For notification purposes, the Tribunal viewed the transaction as one. In reality however, the Transaction comprises of four separate purchase agreements. The acquiring firms formed a consortium in order to make an offer of purchase to Murray and Roberts and then upon acceptance of this offer, to divide up the properties amongst themselves accordingly.
The parties and their activities
The primary acquiring firms are Brodsky, Capital, Resilient and Fortress, companies incorporated under the company law of the Republic of South Africa.
All the acquiring firms own properties and lease space to tenants to generate income.
Brodsky is controlled by Spiros Noussis and neither it nor its controlling firm control any other firm.
Capital controls in excess of sixteen subsidiaries and is managed by Property Fund Managers Ltd.
Resilient, a company that does not control any firm, is a wholly owned subsidiary of Resilient Property Income Fund Ltd (“RES Listco”), a public entity listed on the JSE and with numerous shareholders. RES Listco controls in excess sixteen subsidiaries. All these entities will be referred to as the Resilient group.
Fortress is a wholly owned subsidiary of Fortress Income Fund Ltd (“FOR Listco”) which is not controlled by any single shareholder and which itself controlled 5 subsidiaries.1 All these entities will be referred to as the Fortress Group.
The primary target firms are 24 properties owned by Murray and Roberts. Murray and Roberts is a wholly-owned subsidiary part of the Murray and Roberts Group.
The primary target firm is involved in engineering, construction and properties for the purpose of generating rental income.

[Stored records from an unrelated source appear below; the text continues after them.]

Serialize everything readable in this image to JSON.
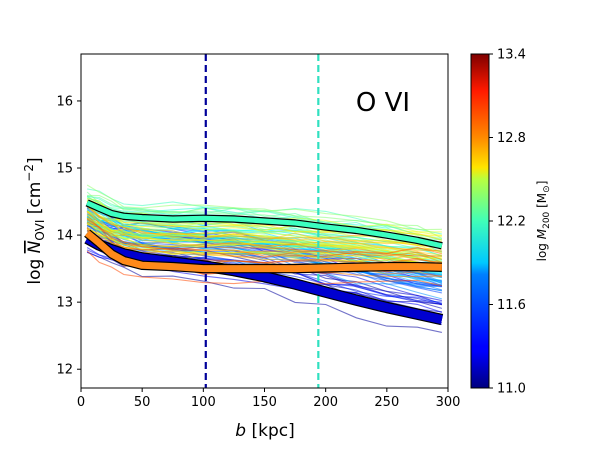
{
  "chart_data": {
    "type": "line",
    "panel_title": "O VI",
    "xlabel_main": "b",
    "xlabel_unit": "[kpc]",
    "ylabel_log": "log",
    "ylabel_N": "N",
    "ylabel_sub": "OVI",
    "ylabel_unit_open": "[cm",
    "ylabel_unit_exp": "−2",
    "ylabel_unit_close": "]",
    "xlim": [
      0,
      300
    ],
    "ylim": [
      11.72,
      16.7
    ],
    "x_ticks": [
      0,
      50,
      100,
      150,
      200,
      250,
      300
    ],
    "y_ticks": [
      12,
      13,
      14,
      15,
      16
    ],
    "colorbar": {
      "label_log": "log",
      "label_M": "M",
      "label_sub": "200",
      "label_unit_open": "[M",
      "label_unit_sub": "⊙",
      "label_unit_close": "]",
      "range": [
        11.0,
        13.4
      ],
      "ticks": [
        "11.0",
        "11.6",
        "12.2",
        "12.8",
        "13.4"
      ],
      "colormap": "jet"
    },
    "vlines": [
      {
        "name": "dark-blue-radius",
        "x": 102,
        "color": "#00009a"
      },
      {
        "name": "cyan-radius",
        "x": 194,
        "color": "#30e0c0"
      }
    ],
    "x": [
      5,
      15,
      25,
      35,
      50,
      75,
      100,
      125,
      150,
      175,
      200,
      225,
      250,
      275,
      295
    ],
    "median_series": [
      {
        "name": "high-mass-median",
        "color": "#3cffc0",
        "logM": 12.1,
        "values": [
          14.48,
          14.4,
          14.32,
          14.28,
          14.26,
          14.24,
          14.25,
          14.24,
          14.21,
          14.18,
          14.12,
          14.07,
          14.0,
          13.92,
          13.84
        ]
      },
      {
        "name": "low-mass-median",
        "color": "#0000d0",
        "logM": 11.1,
        "values": [
          13.95,
          13.85,
          13.78,
          13.72,
          13.66,
          13.6,
          13.54,
          13.47,
          13.38,
          13.27,
          13.15,
          13.03,
          12.92,
          12.82,
          12.74
        ]
      },
      {
        "name": "group-mass-median",
        "color": "#ff8a1a",
        "logM": 12.9,
        "values": [
          14.03,
          13.88,
          13.72,
          13.62,
          13.55,
          13.53,
          13.5,
          13.5,
          13.5,
          13.5,
          13.51,
          13.52,
          13.53,
          13.53,
          13.52
        ]
      }
    ]
  }
}
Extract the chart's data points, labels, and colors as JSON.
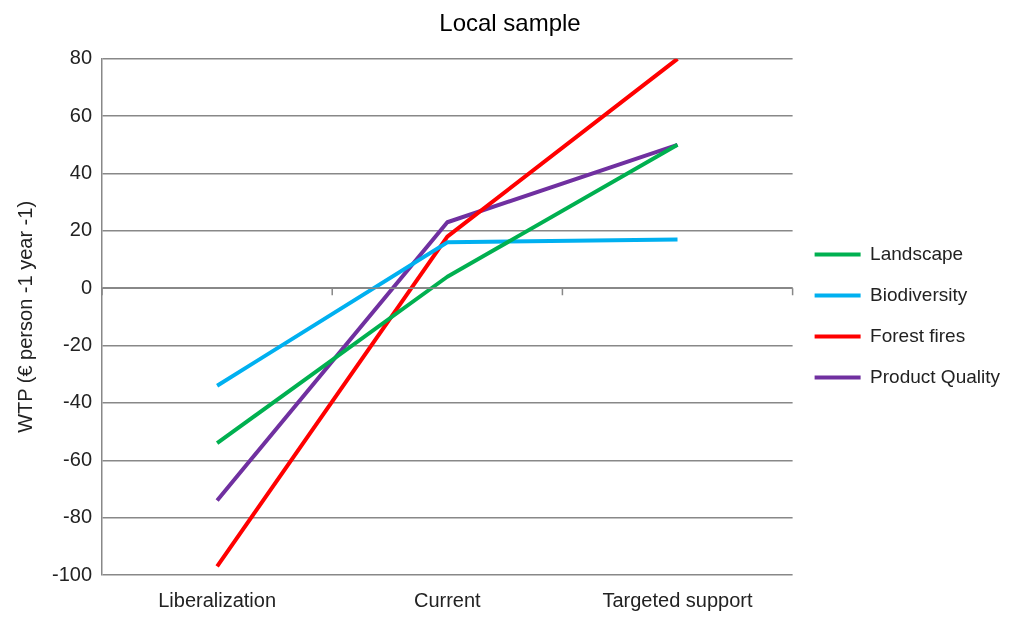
{
  "chart_data": {
    "type": "line",
    "title": "Local sample",
    "ylabel": "WTP (€ person -1 year -1)",
    "categories": [
      "Liberalization",
      "Current",
      "Targeted support"
    ],
    "series": [
      {
        "name": "Landscape",
        "color": "#00b050",
        "values": [
          -54,
          4,
          50
        ]
      },
      {
        "name": "Biodiversity",
        "color": "#00b0f0",
        "values": [
          -34,
          16,
          17
        ]
      },
      {
        "name": "Forest fires",
        "color": "#ff0000",
        "values": [
          -97,
          18,
          80
        ]
      },
      {
        "name": "Product Quality",
        "color": "#7030a0",
        "values": [
          -74,
          23,
          50
        ]
      }
    ],
    "ylim": [
      -100,
      80
    ],
    "yticks": [
      -100,
      -80,
      -60,
      -40,
      -20,
      0,
      20,
      40,
      60,
      80
    ],
    "grid": "y",
    "legend": "right",
    "marker": "none",
    "line_style": "solid"
  }
}
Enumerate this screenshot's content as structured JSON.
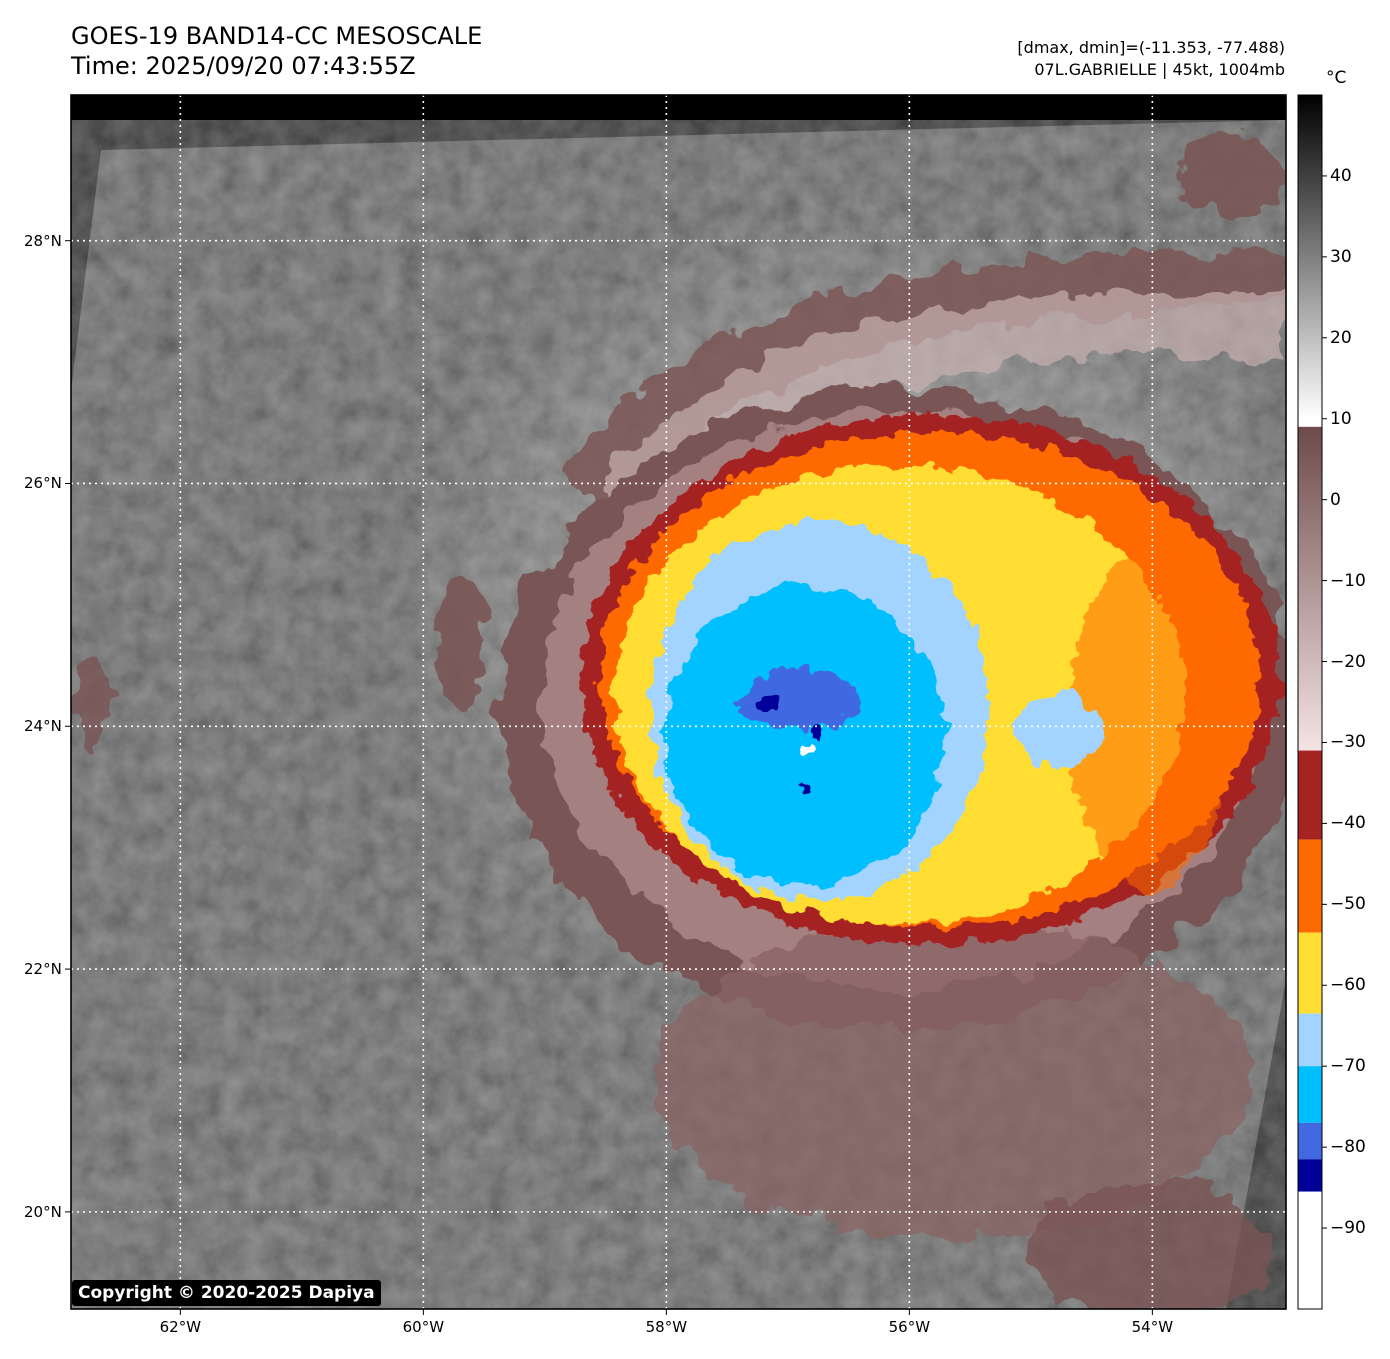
{
  "header": {
    "title_line1": "GOES-19 BAND14-CC MESOSCALE",
    "title_line2": "Time: 2025/09/20 07:43:55Z",
    "range_text": "[dmax, dmin]=(-11.353, -77.488)",
    "storm_text": "07L.GABRIELLE | 45kt, 1004mb"
  },
  "colorbar": {
    "unit": "°C",
    "ticks": [
      "40",
      "30",
      "20",
      "10",
      "0",
      "−10",
      "−20",
      "−30",
      "−40",
      "−50",
      "−60",
      "−70",
      "−80",
      "−90"
    ],
    "tick_values": [
      40,
      30,
      20,
      10,
      0,
      -10,
      -20,
      -30,
      -40,
      -50,
      -60,
      -70,
      -80,
      -90
    ],
    "range": [
      50,
      -100
    ],
    "segments": [
      {
        "from": 50,
        "to": 10,
        "type": "gradient",
        "colors": [
          "#000000",
          "#ffffff"
        ]
      },
      {
        "from": 9,
        "to": -31,
        "type": "gradient",
        "colors": [
          "#6e4a4a",
          "#f5e4e4"
        ]
      },
      {
        "from": -31,
        "to": -42,
        "type": "solid",
        "color": "#a52422"
      },
      {
        "from": -42,
        "to": -53.5,
        "type": "solid",
        "color": "#ff6a00"
      },
      {
        "from": -53.5,
        "to": -63.5,
        "type": "solid",
        "color": "#ffdd33"
      },
      {
        "from": -63.5,
        "to": -70,
        "type": "solid",
        "color": "#a3d4ff"
      },
      {
        "from": -70,
        "to": -77,
        "type": "solid",
        "color": "#00bfff"
      },
      {
        "from": -77,
        "to": -81.5,
        "type": "solid",
        "color": "#4169e1"
      },
      {
        "from": -81.5,
        "to": -85.5,
        "type": "solid",
        "color": "#000099"
      },
      {
        "from": -85.5,
        "to": -100,
        "type": "solid",
        "color": "#ffffff"
      }
    ]
  },
  "map": {
    "lat_labels": [
      "28°N",
      "26°N",
      "24°N",
      "22°N",
      "20°N"
    ],
    "lat_values": [
      28,
      26,
      24,
      22,
      20
    ],
    "lon_labels": [
      "62°W",
      "60°W",
      "58°W",
      "56°W",
      "54°W"
    ],
    "lon_values": [
      -62,
      -60,
      -58,
      -56,
      -54
    ],
    "lat_range": [
      19.2,
      29.2
    ],
    "lon_range": [
      -62.9,
      -52.9
    ]
  },
  "copyright": "Copyright © 2020-2025 Dapiya"
}
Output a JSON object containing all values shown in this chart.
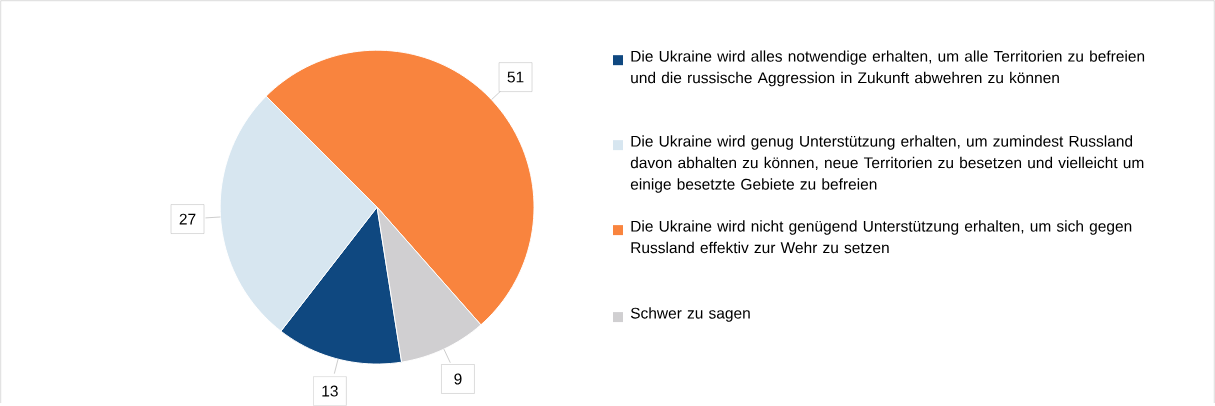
{
  "chart_data": {
    "type": "pie",
    "categories": [
      "Die Ukraine wird alles notwendige erhalten, um alle Territorien zu befreien und die russische Aggression in Zukunft abwehren zu können",
      "Die Ukraine wird genug Unterstützung erhalten, um zumindest Russland davon abhalten zu können, neue Territorien zu besetzen und vielleicht um einige besetzte Gebiete zu befreien",
      "Die Ukraine wird nicht genügend Unterstützung erhalten, um sich gegen Russland effektiv zur Wehr zu setzen",
      "Schwer zu sagen"
    ],
    "values": [
      13,
      27,
      51,
      9
    ],
    "colors": [
      "#0f4880",
      "#d7e6f0",
      "#f9843e",
      "#d0cfd1"
    ],
    "data_labels": true,
    "legend": "right"
  }
}
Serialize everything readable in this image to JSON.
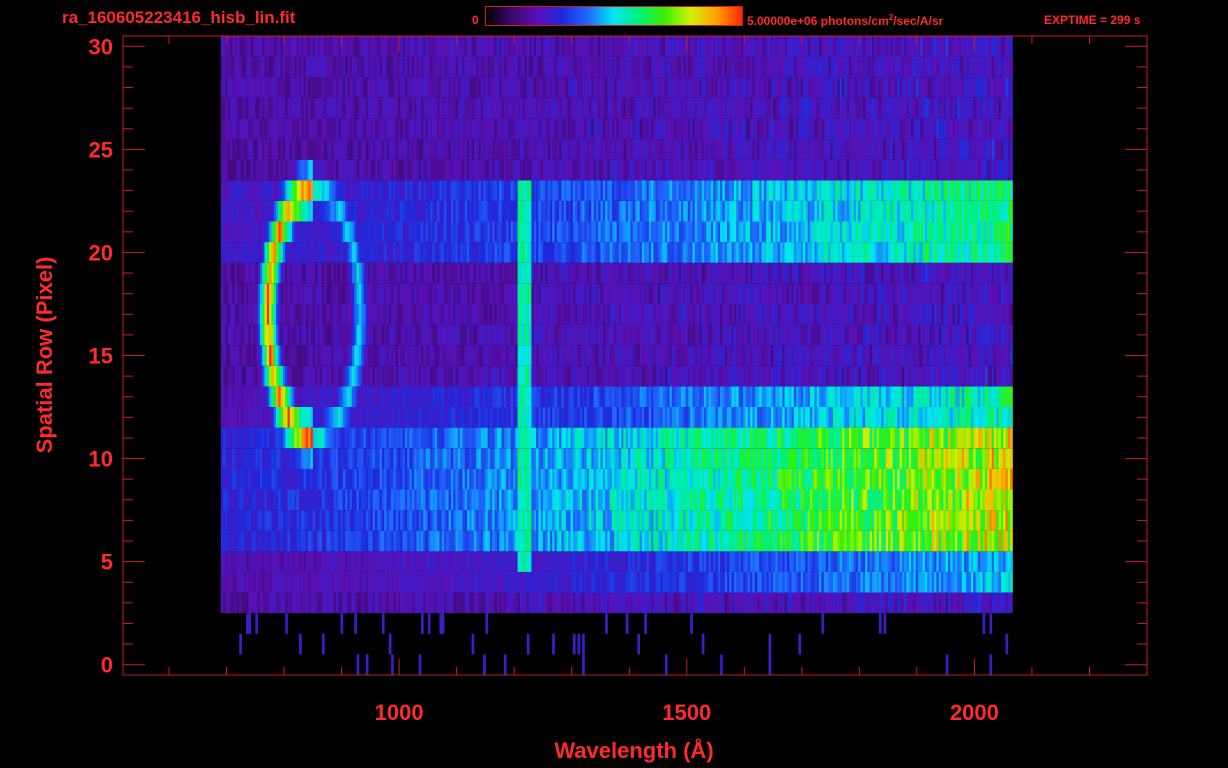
{
  "header": {
    "file_title": "ra_160605223416_hisb_lin.fit",
    "colorbar_min": "0",
    "colorbar_max_label": "5.00000e+06 photons/cm",
    "colorbar_max_sup": "2",
    "colorbar_max_tail": "/sec/A/sr",
    "exptime": "EXPTIME = 299 s"
  },
  "colors": {
    "axis": "#c81e1e",
    "text": "#ff2a2a",
    "background": "#000000",
    "colormap": [
      "#000000",
      "#3a0a6e",
      "#5a0fb4",
      "#1e2adc",
      "#1e6cff",
      "#00e6f0",
      "#00f078",
      "#3cf000",
      "#d2f000",
      "#ffa000",
      "#ff2800"
    ]
  },
  "chart_data": {
    "type": "heatmap",
    "title": "ra_160605223416_hisb_lin.fit",
    "xlabel": "Wavelength (Å)",
    "ylabel": "Spatial Row (Pixel)",
    "xlim": [
      520,
      2300
    ],
    "ylim": [
      -0.5,
      30.5
    ],
    "x_ticks": [
      1000,
      1500,
      2000
    ],
    "x_tick_labels": [
      "1000",
      "1500",
      "2000"
    ],
    "y_ticks": [
      0,
      5,
      10,
      15,
      20,
      25,
      30
    ],
    "y_tick_labels": [
      "0",
      "5",
      "10",
      "15",
      "20",
      "25",
      "30"
    ],
    "colorbar": {
      "min": 0,
      "max": 5000000,
      "unit": "photons/cm^2/sec/A/sr"
    },
    "exptime_s": 299,
    "data_extent_x": [
      690,
      2065
    ],
    "bands": [
      {
        "rows": [
          6,
          11
        ],
        "x_range": [
          690,
          2065
        ],
        "intensity_start": 0.3,
        "intensity_end": 0.88
      },
      {
        "rows": [
          12,
          13
        ],
        "x_range": [
          690,
          2065
        ],
        "intensity_start": 0.22,
        "intensity_end": 0.62
      },
      {
        "rows": [
          20,
          23
        ],
        "x_range": [
          690,
          2065
        ],
        "intensity_start": 0.25,
        "intensity_end": 0.65
      },
      {
        "rows": [
          4,
          5
        ],
        "x_range": [
          690,
          2065
        ],
        "intensity_start": 0.18,
        "intensity_end": 0.5
      }
    ],
    "lyman_alpha_line": {
      "x": 1216,
      "rows": [
        5,
        23
      ],
      "intensity": 0.6
    },
    "ring_feature": {
      "center_x": 850,
      "center_y": 17,
      "radius_x": 80,
      "radius_y": 6,
      "peak_intensity": 1.0
    }
  }
}
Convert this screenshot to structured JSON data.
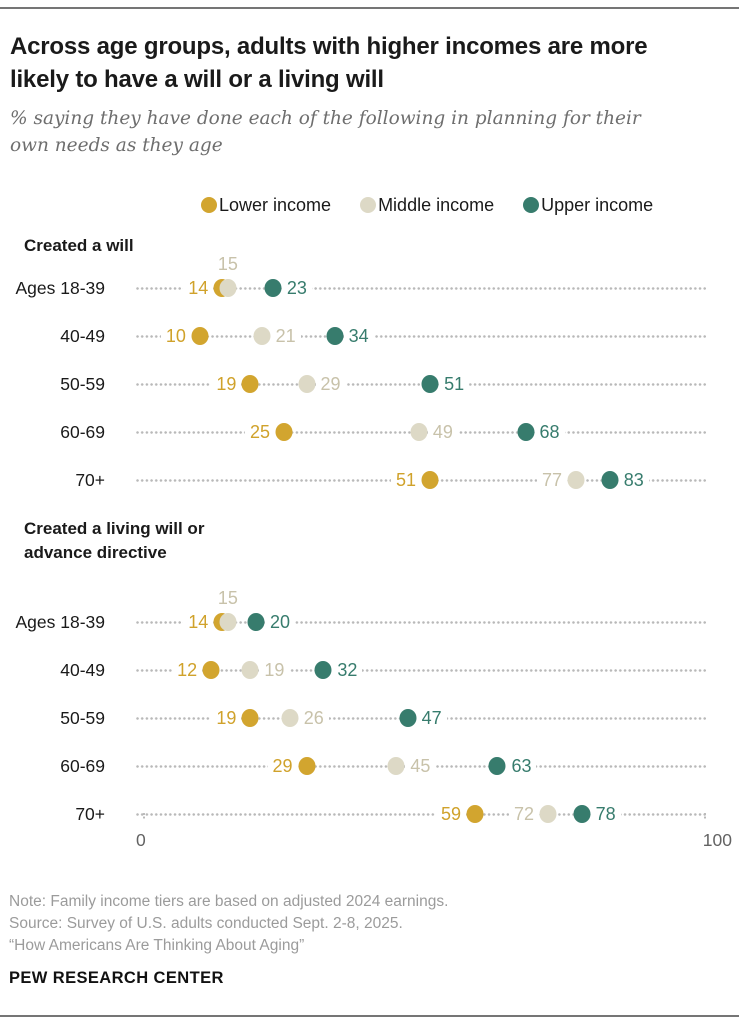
{
  "header": {
    "title": "Across age groups, adults with higher incomes are more likely to have a will or a living will",
    "subtitle": "% saying they have done each of the following in planning for their own needs as they age"
  },
  "legend": {
    "items": [
      {
        "label": "Lower income",
        "color": "#D2A52F"
      },
      {
        "label": "Middle income",
        "color": "#DDD9C6"
      },
      {
        "label": "Upper income",
        "color": "#377C6D"
      }
    ]
  },
  "chart_data": {
    "type": "scatter",
    "variant": "dot-plot",
    "xlim": [
      0,
      100
    ],
    "axis": {
      "min_label": "0",
      "max_label": "100"
    },
    "grid": "dotted-leader-lines",
    "legend_position": "top",
    "series": [
      {
        "name": "Lower income",
        "dot_color": "#D2A52F",
        "label_color": "#D0A22B"
      },
      {
        "name": "Middle income",
        "dot_color": "#DDD9C6",
        "label_color": "#C8C2AA"
      },
      {
        "name": "Upper income",
        "dot_color": "#377C6D",
        "label_color": "#377C6D"
      }
    ],
    "sections": [
      {
        "title": "Created a will",
        "rows": [
          {
            "label": "Ages 18-39",
            "values": [
              14,
              15,
              23
            ],
            "label_pos": [
              "left",
              "above",
              "right"
            ]
          },
          {
            "label": "40-49",
            "values": [
              10,
              21,
              34
            ],
            "label_pos": [
              "left",
              "right",
              "right"
            ]
          },
          {
            "label": "50-59",
            "values": [
              19,
              29,
              51
            ],
            "label_pos": [
              "left",
              "right",
              "right"
            ]
          },
          {
            "label": "60-69",
            "values": [
              25,
              49,
              68
            ],
            "label_pos": [
              "left",
              "right",
              "right"
            ]
          },
          {
            "label": "70+",
            "values": [
              51,
              77,
              83
            ],
            "label_pos": [
              "left",
              "left",
              "right"
            ]
          }
        ]
      },
      {
        "title": "Created a living will or advance directive",
        "rows": [
          {
            "label": "Ages 18-39",
            "values": [
              14,
              15,
              20
            ],
            "label_pos": [
              "left",
              "above",
              "right"
            ]
          },
          {
            "label": "40-49",
            "values": [
              12,
              19,
              32
            ],
            "label_pos": [
              "left",
              "right",
              "right"
            ]
          },
          {
            "label": "50-59",
            "values": [
              19,
              26,
              47
            ],
            "label_pos": [
              "left",
              "right",
              "right"
            ]
          },
          {
            "label": "60-69",
            "values": [
              29,
              45,
              63
            ],
            "label_pos": [
              "left",
              "right",
              "right"
            ]
          },
          {
            "label": "70+",
            "values": [
              59,
              72,
              78
            ],
            "label_pos": [
              "left",
              "left",
              "right"
            ]
          }
        ]
      }
    ]
  },
  "footer": {
    "note": "Note: Family income tiers are based on adjusted 2024 earnings.",
    "source": "Source: Survey of U.S. adults conducted Sept. 2-8, 2025.",
    "quote": "“How Americans Are Thinking About Aging”",
    "brand": "PEW RESEARCH CENTER"
  }
}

The relevant market and the impact on competition
There is an overlap in properties that Capital owns and those which it will acquire in respect of the provision of letting light industrial space in the Epping/Airport/Langa node, Western Cape. The combined market share post the merger transaction is less than 25% with a very low increment. Further, the merged entities will be faced with effective competition from competitors such as Old mutual, Apexhi, Growthpoint, Sanlam, Investec, Emira Property Fund and Public Investment Corporation.
There is also an overlap in B grade office space in the Randburg node, Gauteng, with regards to property Fortress owns and that which it will acquire from Murray and Roberts. The combined market share post the merger transaction is below 5%. This is unlikely to neither give Fortress any form of market power nor affect competition negatively.
The overlaps therefore raise no concerns.
Public interest
Initially, the merger would have resulted in the target firms retrenching 20 employees. 11 of these employees are skilled employees, 7 are semi-skilled employees and 2 are unskilled employees.
After the Commission communicated their concerns in this regard, the acquiring firms indicated that they will employ the 20 affected individuals on new employment contracts.
Conclusion
The merger therefore does not raise any public interest concerns and is unlikely to substantially prevent or lessen competition.
____________________ 04 August 2010
Norman Manoim DATE
Yasmin Carrim and Andreas Wessels concurred.
Tribunal Researcher : Mahashane Shabangu
For the Merging parties : Cliffe Dekker Hofmeyr
For the Commission : Mogalane Matsimela
1Fortess Income 1 (Pty) Ltd, Fortess Income 2 (Pty) Ltd, Fortess Income 3 (Pty) Ltd, Fortess Income 4 (Pty) Ltd, Fortess Income 5 (Pty) Ltd.